You’d think with the war in Ukraine, price increases and so on there would be plenty to report on. Sometimes admittedly it can be difficult to find a local angle on current affairs. There’s really no excuse however for the Lancashire Evening Post suggesting that an endangered Mauritius Pink Pigeon had probably been spotted in Nelson.
For starters a Pink Pigeon isn’t Pink Panther pink. It’s a much more delicate peach colour with a darker back. What is in the pictures is clearly a domestic dove that has been dyed pink, perhaps for a gender reveal party or a wedding.

It’s not great that birds are used in this fashion. There are other ways to celebrate a happy event. Has anyone ever been to a gender reveal party or a wedding and said ‘it was ok but there was a disappointing lack of pigeons’? Spraying the birds in colouring is probably not good for them or for the environment either.
Above all though it’s just shockingly bad journalism.
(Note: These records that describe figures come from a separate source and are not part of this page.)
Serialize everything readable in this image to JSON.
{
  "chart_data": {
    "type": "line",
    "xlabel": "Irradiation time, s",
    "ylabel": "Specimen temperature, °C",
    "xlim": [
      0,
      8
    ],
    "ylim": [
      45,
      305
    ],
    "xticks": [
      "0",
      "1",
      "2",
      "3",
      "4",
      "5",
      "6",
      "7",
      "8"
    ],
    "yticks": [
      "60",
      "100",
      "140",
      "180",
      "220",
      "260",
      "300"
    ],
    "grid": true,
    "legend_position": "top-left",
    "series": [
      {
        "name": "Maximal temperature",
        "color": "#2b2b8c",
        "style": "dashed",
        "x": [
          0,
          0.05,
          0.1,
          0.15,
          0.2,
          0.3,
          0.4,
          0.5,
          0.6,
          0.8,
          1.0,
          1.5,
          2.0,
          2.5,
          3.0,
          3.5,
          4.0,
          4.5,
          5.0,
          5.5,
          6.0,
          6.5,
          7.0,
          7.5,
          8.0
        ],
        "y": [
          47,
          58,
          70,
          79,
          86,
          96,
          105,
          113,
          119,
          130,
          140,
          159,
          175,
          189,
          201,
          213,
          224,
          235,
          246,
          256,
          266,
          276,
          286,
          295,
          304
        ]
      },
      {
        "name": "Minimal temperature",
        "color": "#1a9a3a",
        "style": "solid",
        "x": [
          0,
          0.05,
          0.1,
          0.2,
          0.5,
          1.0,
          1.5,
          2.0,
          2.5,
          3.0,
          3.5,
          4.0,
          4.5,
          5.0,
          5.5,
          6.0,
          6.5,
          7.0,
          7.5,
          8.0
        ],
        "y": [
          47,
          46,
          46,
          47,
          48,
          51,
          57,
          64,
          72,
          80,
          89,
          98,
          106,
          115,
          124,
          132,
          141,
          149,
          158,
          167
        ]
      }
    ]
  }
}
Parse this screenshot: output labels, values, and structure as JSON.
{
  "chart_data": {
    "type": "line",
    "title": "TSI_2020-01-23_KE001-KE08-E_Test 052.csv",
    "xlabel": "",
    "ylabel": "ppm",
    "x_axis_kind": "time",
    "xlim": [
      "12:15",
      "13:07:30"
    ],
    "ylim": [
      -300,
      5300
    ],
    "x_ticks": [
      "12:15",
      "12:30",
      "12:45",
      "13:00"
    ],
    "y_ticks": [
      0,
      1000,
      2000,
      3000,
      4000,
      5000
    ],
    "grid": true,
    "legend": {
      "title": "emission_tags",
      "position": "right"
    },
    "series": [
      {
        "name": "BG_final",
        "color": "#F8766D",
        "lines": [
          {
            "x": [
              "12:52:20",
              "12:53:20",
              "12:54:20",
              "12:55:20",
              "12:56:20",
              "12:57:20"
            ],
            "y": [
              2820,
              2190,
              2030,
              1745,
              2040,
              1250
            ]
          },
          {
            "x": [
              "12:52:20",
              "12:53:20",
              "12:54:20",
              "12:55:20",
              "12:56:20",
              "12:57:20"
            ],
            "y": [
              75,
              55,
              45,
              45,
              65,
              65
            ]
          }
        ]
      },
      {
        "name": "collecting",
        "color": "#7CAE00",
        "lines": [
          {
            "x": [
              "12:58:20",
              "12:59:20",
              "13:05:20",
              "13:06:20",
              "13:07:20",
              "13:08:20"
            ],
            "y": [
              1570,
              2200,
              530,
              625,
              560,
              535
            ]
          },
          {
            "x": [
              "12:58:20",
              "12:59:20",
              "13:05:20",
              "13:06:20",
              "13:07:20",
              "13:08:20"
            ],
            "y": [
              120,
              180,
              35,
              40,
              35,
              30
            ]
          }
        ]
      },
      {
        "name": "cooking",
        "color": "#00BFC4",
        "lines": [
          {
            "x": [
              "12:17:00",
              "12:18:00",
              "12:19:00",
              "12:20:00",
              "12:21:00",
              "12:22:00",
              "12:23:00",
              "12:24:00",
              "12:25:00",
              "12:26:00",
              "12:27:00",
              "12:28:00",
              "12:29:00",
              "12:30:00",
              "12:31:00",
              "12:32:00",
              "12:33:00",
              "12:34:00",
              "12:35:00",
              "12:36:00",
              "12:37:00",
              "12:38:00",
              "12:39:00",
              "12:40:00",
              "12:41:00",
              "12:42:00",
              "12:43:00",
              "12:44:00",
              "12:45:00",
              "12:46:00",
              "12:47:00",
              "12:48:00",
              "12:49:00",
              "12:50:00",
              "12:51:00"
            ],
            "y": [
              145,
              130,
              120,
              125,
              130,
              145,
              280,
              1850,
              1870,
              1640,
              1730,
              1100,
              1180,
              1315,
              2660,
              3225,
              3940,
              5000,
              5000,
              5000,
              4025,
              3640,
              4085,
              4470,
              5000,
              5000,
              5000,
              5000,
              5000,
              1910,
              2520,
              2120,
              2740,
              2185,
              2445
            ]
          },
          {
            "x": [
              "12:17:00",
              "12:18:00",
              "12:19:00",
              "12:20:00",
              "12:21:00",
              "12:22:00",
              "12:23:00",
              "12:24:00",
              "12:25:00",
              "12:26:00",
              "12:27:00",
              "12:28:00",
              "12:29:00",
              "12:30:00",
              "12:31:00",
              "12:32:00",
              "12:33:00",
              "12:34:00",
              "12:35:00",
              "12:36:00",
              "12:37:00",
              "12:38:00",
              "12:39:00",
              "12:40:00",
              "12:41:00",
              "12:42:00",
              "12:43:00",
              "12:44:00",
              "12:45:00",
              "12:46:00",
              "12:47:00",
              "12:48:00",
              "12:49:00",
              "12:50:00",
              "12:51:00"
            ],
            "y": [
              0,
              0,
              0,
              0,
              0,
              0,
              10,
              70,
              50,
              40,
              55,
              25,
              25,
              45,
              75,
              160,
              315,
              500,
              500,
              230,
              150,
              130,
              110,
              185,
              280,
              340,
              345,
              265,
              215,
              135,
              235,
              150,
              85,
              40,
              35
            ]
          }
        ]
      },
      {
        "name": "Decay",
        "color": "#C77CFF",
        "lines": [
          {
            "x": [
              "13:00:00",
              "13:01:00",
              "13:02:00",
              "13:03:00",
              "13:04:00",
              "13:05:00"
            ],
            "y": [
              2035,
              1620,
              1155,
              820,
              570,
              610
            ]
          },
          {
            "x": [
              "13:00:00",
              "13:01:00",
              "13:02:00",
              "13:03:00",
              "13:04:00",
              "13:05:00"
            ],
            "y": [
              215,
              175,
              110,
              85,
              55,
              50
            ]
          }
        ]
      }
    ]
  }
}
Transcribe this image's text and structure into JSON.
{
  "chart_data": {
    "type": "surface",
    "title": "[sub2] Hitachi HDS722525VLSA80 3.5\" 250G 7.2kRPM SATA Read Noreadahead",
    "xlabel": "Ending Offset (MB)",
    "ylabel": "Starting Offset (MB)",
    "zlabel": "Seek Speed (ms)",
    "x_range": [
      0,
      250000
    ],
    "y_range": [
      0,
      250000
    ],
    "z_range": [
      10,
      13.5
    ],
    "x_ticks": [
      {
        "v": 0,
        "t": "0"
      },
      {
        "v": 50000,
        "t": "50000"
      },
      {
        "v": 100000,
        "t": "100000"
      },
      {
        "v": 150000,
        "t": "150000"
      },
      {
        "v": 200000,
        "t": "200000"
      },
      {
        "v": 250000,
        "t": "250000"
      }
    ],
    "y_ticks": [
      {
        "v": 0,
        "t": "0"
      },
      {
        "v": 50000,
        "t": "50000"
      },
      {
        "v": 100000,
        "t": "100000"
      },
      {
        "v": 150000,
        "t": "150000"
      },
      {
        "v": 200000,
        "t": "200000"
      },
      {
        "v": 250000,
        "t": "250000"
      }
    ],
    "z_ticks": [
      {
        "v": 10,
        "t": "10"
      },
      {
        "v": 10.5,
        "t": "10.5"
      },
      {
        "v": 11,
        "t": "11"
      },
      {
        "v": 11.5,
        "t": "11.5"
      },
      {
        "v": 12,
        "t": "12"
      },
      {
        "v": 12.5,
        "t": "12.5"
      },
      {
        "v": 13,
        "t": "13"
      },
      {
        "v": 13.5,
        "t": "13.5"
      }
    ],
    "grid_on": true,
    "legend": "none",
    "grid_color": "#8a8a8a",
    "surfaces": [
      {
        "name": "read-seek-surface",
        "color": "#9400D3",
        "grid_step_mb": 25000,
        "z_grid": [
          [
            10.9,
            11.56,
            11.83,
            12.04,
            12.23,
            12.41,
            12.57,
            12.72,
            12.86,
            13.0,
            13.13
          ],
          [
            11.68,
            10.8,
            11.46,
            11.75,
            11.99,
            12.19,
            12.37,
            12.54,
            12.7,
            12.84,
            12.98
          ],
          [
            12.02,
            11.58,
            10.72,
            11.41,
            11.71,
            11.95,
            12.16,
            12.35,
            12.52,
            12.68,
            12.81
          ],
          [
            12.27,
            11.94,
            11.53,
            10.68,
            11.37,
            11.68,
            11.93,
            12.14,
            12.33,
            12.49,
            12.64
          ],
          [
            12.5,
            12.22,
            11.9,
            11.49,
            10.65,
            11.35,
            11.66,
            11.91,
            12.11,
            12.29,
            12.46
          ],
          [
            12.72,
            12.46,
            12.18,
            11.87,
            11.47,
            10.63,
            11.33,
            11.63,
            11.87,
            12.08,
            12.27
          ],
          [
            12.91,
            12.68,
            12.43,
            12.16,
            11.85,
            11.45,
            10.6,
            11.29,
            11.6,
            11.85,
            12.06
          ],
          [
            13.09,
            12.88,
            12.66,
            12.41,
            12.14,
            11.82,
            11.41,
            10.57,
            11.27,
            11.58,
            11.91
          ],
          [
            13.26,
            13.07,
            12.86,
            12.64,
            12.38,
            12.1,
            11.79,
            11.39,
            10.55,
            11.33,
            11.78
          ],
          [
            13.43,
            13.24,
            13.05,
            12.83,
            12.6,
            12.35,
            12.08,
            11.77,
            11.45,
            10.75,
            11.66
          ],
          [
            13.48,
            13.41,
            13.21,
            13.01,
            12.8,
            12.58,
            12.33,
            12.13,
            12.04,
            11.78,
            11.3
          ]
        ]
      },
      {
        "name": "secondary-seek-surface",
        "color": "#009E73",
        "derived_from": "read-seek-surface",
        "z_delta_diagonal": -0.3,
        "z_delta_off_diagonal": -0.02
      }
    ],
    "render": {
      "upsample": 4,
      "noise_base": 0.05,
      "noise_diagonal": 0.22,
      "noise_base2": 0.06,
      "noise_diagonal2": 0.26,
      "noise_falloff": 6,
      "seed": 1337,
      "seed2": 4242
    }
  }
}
An endangered bird endemic to Mauritius isn’t going to make it to East Lancashire under its’ own steam, so even if it was one it would be an escape from a zoo that would be sadly likely to die. It’s the laziness of it that gets me. If I contacted the LEP and told them I’d seen Lionel Messi in Blackpool I’d expect them to want more than a picture of a completely different looking bloke with a beard to run a story on it.
It’s all fairly trivial in one sense, but in another sense it’s not. In the last few years several species of bird in the catchment area of the Lancashire Evening Post have largely or entirely disappeared. Lesser Spotted Woodpecker is teetering on the edge of extinction in the county. Willow Tits have declined by an astonishing 90% nationally, and parts of the county still hold a handful. Wood Warblers are hanging on. If the LEP want to run stories about endangered birds they have plenty to go at without printing nonsense.